Installing spice
Prerequisites
Dependencies
For the library
- OpenImageIO [1][2]
- FFTW [1][2]
- Halide [3]
- LLVM - this is a dependency of Halide [1]
For the tests
- Google Test [4]
- Google Benchmark [3]
For the documentation
- Doxygen [1]
- m.css (included as a git submodule, will be pulled by CMake during configuration if building documentation is enabled)
[1] On macOS you can install these dependencies by running
brew bundle install
. Linuxbrew might work, too.[2] These can also be pulled in via
conan
. If you setUSE_CONAN=ON
, they will be automatically installed during configuration.[3] These dependencies are included as git submodules. They will be pulled by CMake during configuration if the relevant target is enabled.
[4] These dependencies will be automatically pulled with CMake's
FetchContent
module during configuration.
Supported operating systems and compilers
Operating system | Compiler | Compiler versions |
---|---|---|
macOS | Apple clang | >= 11 |
Linux (tested on CentOS and Ubuntu) | gcc | >= 7 |
Linux (tested on CentOS) | clang | 10 |
Building spice as a CMake subdirectory
The recommended way to install spice-lib is to include it as a subdirectory in your CMake build.
# Set the minimum CMake version - spice-lib itself uses 3.16, so we'll follow # this example cmake_minimum_required(VERSION 3.16) # Give the project a name project("spice-lib-cmake-demo") # Some boilerplate to make sure we find system libraries - depending on your # setup you might not need this include(GNUInstallDirs) if(APPLE) # Fix linking on 10.14+. See https://stackoverflow.com/questions/54068035 LINK_DIRECTORIES(/usr/local/lib) endif() # Optional: automatically pull spice-lib. It must be set up as a git submodule # for this to work if(NOT EXISTS "${CMAKE_CURRENT_SOURCE_DIR}/external/spice-lib/CMakeLists.txt") # we couldn't find spice-lib message("Unable to find spice-lib. Attempting to pull.") # we have a submodule set up for spice-lib, so we clone it execute_process(COMMAND git submodule update --init -- external/spice-lib WORKING_DIRECTORY ${CMAKE_CURRENT_SOURCE_DIR}) endif() # Include spice-lib from a subdirectory add_subdirectory(external/spice-lib) # Set up a target for our toy application add_executable(${PROJECT_NAME}) # Link spice-lib to our application target_link_libraries(${PROJECT_NAME} PRIVATE spice-lib)

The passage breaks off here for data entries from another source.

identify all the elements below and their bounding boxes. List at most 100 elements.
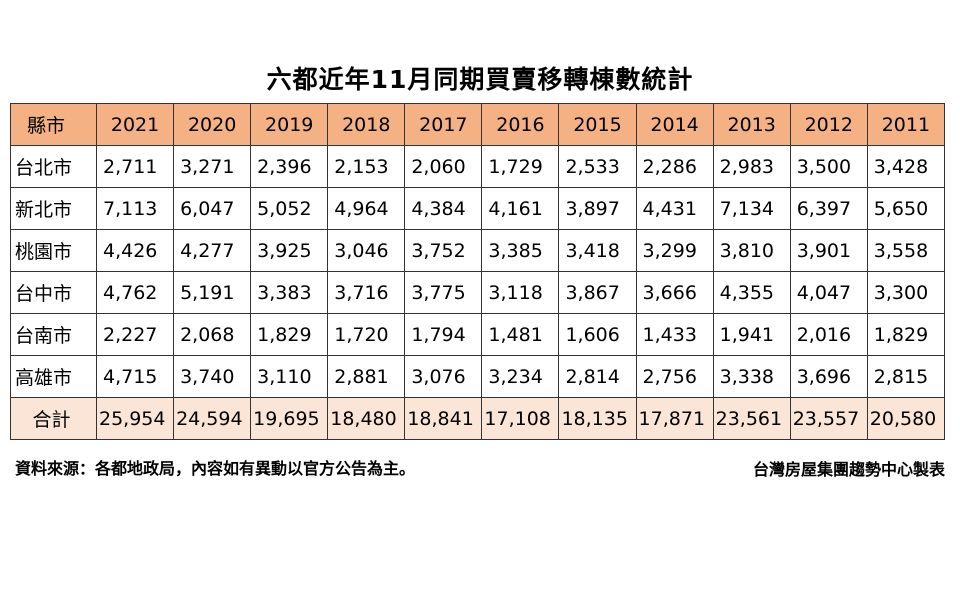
value-cell: 1,941 xyxy=(712,313,791,356)
chart-title: 六都近年11月同期買賣移轉棟數統計 xyxy=(266,65,694,94)
value-cell: 23,557 xyxy=(789,397,868,440)
value-cell: 1,829 xyxy=(250,313,329,356)
value-cell: 1,433 xyxy=(635,313,714,356)
value-cell: 2,068 xyxy=(173,313,252,356)
header-year: 2018 xyxy=(327,103,406,146)
value-cell: 17,871 xyxy=(635,397,714,440)
value-cell: 3,428 xyxy=(866,145,946,188)
value-cell: 1,606 xyxy=(558,313,637,356)
row-label: 桃園市 xyxy=(10,229,97,272)
value-cell: 4,047 xyxy=(789,271,868,314)
value-cell: 2,983 xyxy=(712,145,791,188)
value-cell: 3,558 xyxy=(866,229,946,272)
value-cell: 2,814 xyxy=(558,355,637,398)
value-cell: 18,135 xyxy=(558,397,637,440)
value-cell: 2,060 xyxy=(404,145,483,188)
table-row: 桃園市 4,426 4,277 3,925 3,046 3,752 3,385 3,418 3,… xyxy=(10,229,946,272)
value-cell: 3,385 xyxy=(481,229,560,272)
value-cell: 2,711 xyxy=(95,145,175,188)
table-row: 新北市 7,113 6,047 5,052 4,964 4,384 4,161 3,897 4,… xyxy=(10,187,946,230)
value-cell: 5,191 xyxy=(173,271,252,314)
value-cell: 4,964 xyxy=(327,187,406,230)
value-cell: 7,134 xyxy=(712,187,791,230)
value-cell: 7,113 xyxy=(95,187,175,230)
value-cell: 3,696 xyxy=(789,355,868,398)
value-cell: 2,286 xyxy=(635,145,714,188)
value-cell: 18,841 xyxy=(404,397,483,440)
value-cell: 3,867 xyxy=(558,271,637,314)
total-row: 合計 25,954 24,594 19,695 18,480 18,841 17,108 18… xyxy=(10,397,946,440)
table-row: 台北市 2,711 3,271 2,396 2,153 2,060 1,729 2,533 2,… xyxy=(10,145,946,188)
value-cell: 24,594 xyxy=(173,397,252,440)
value-cell: 3,775 xyxy=(404,271,483,314)
value-cell: 6,397 xyxy=(789,187,868,230)
value-cell: 2,153 xyxy=(327,145,406,188)
value-cell: 18,480 xyxy=(327,397,406,440)
value-cell: 6,047 xyxy=(173,187,252,230)
value-cell: 1,794 xyxy=(404,313,483,356)
header-year: 2019 xyxy=(250,103,329,146)
header-row: 縣市 2021 2020 2019 2018 2017 2016 2015 20… xyxy=(10,103,946,146)
header-year: 2012 xyxy=(789,103,868,146)
value-cell: 17,108 xyxy=(481,397,560,440)
table-row: 台中市 4,762 5,191 3,383 3,716 3,775 3,118 3,867 3,… xyxy=(10,271,946,314)
value-cell: 3,897 xyxy=(558,187,637,230)
table-row: 台南市 2,227 2,068 1,829 1,720 1,794 1,481 1,606 1,… xyxy=(10,313,946,356)
value-cell: 20,580 xyxy=(866,397,946,440)
transfer-stats-table: 縣市 2021 2020 2019 2018 2017 2016 2015 20… xyxy=(10,103,946,440)
value-cell: 3,118 xyxy=(481,271,560,314)
value-cell: 19,695 xyxy=(250,397,329,440)
value-cell: 3,418 xyxy=(558,229,637,272)
value-cell: 23,561 xyxy=(712,397,791,440)
row-label: 台北市 xyxy=(10,145,97,188)
value-cell: 4,277 xyxy=(173,229,252,272)
value-cell: 4,715 xyxy=(95,355,175,398)
value-cell: 3,383 xyxy=(250,271,329,314)
value-cell: 1,720 xyxy=(327,313,406,356)
value-cell: 2,533 xyxy=(558,145,637,188)
value-cell: 3,752 xyxy=(404,229,483,272)
credit-note: 台灣房屋集團趨勢中心製表 xyxy=(752,460,945,479)
value-cell: 3,076 xyxy=(404,355,483,398)
value-cell: 2,756 xyxy=(635,355,714,398)
value-cell: 4,355 xyxy=(712,271,791,314)
value-cell: 2,396 xyxy=(250,145,329,188)
value-cell: 3,666 xyxy=(635,271,714,314)
row-label: 高雄市 xyxy=(10,355,97,398)
table-row: 高雄市 4,715 3,740 3,110 2,881 3,076 3,234 2,814 2,… xyxy=(10,355,946,398)
row-label: 合計 xyxy=(10,397,97,440)
header-year: 2011 xyxy=(866,103,946,146)
header-year: 2020 xyxy=(173,103,252,146)
value-cell: 3,740 xyxy=(173,355,252,398)
header-year: 2016 xyxy=(481,103,560,146)
value-cell: 2,881 xyxy=(327,355,406,398)
value-cell: 2,016 xyxy=(789,313,868,356)
value-cell: 2,227 xyxy=(95,313,175,356)
row-label: 台中市 xyxy=(10,271,97,314)
value-cell: 3,901 xyxy=(789,229,868,272)
value-cell: 2,815 xyxy=(866,355,946,398)
value-cell: 3,300 xyxy=(866,271,946,314)
value-cell: 3,271 xyxy=(173,145,252,188)
source-note: 資料來源：各都地政局，內容如有異動以官方公告為主。 xyxy=(15,459,416,478)
value-cell: 1,829 xyxy=(866,313,946,356)
value-cell: 4,431 xyxy=(635,187,714,230)
value-cell: 5,052 xyxy=(250,187,329,230)
header-year: 2013 xyxy=(712,103,791,146)
header-year: 2014 xyxy=(635,103,714,146)
value-cell: 3,500 xyxy=(789,145,868,188)
value-cell: 4,426 xyxy=(95,229,175,272)
value-cell: 1,729 xyxy=(481,145,560,188)
header-year: 2015 xyxy=(558,103,637,146)
row-label: 台南市 xyxy=(10,313,97,356)
value-cell: 3,046 xyxy=(327,229,406,272)
value-cell: 4,161 xyxy=(481,187,560,230)
value-cell: 1,481 xyxy=(481,313,560,356)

Depending on your system configuration you may or may not have to set the CMake options for Halide during the configuration as shown below.
Building it in standalone mode (e.g. for tests or development)
$ cd <spice repo directory> $ mkdir build $ cd build # configure $ cmake .. \ [-DUSE_CONAN=OFF|ON] \ # Conan will install the libraries with the corresponding compiler \ [-DCMAKE_C_COMPILER=clang|gcc[-<version>]] \ [-DCMAKE_CXX_COMPILER=clang++|g++[-<version>]] \ -DCMAKE_INSTALL_PREFIX=<"where spice should be installed"> \ # tests and docs are enabled by default, use the options to override this \ [-DENABLE_TESTS=OFF|ON] [-DENABLE_DOCS=OFF|ON] \ # some additional info for Halide \ -DCMAKE_BUILD_TYPE=Debug|Release \ -DLLVM_DIR=<"where your llvm installation's CMake info is"> # build $ cmake --build . --config Debug|Release [--target <"target name">] # if you chose to build the tests, you can test if everything works tests/spice-lib-test
The following target names are supported:
Target | Description |
---|---|
doc | Build the documentation |
spice-lib-test | Build the unit tests |
spice-lib-benchmark | Build the benchmark suite |
install | Install spice-lib system wide |
Notes
spice has been tested to build with clang on macOS and may or may not build in other configurations. I plan to extend support to other operating systems and platforms, but for now, features are the primary focus.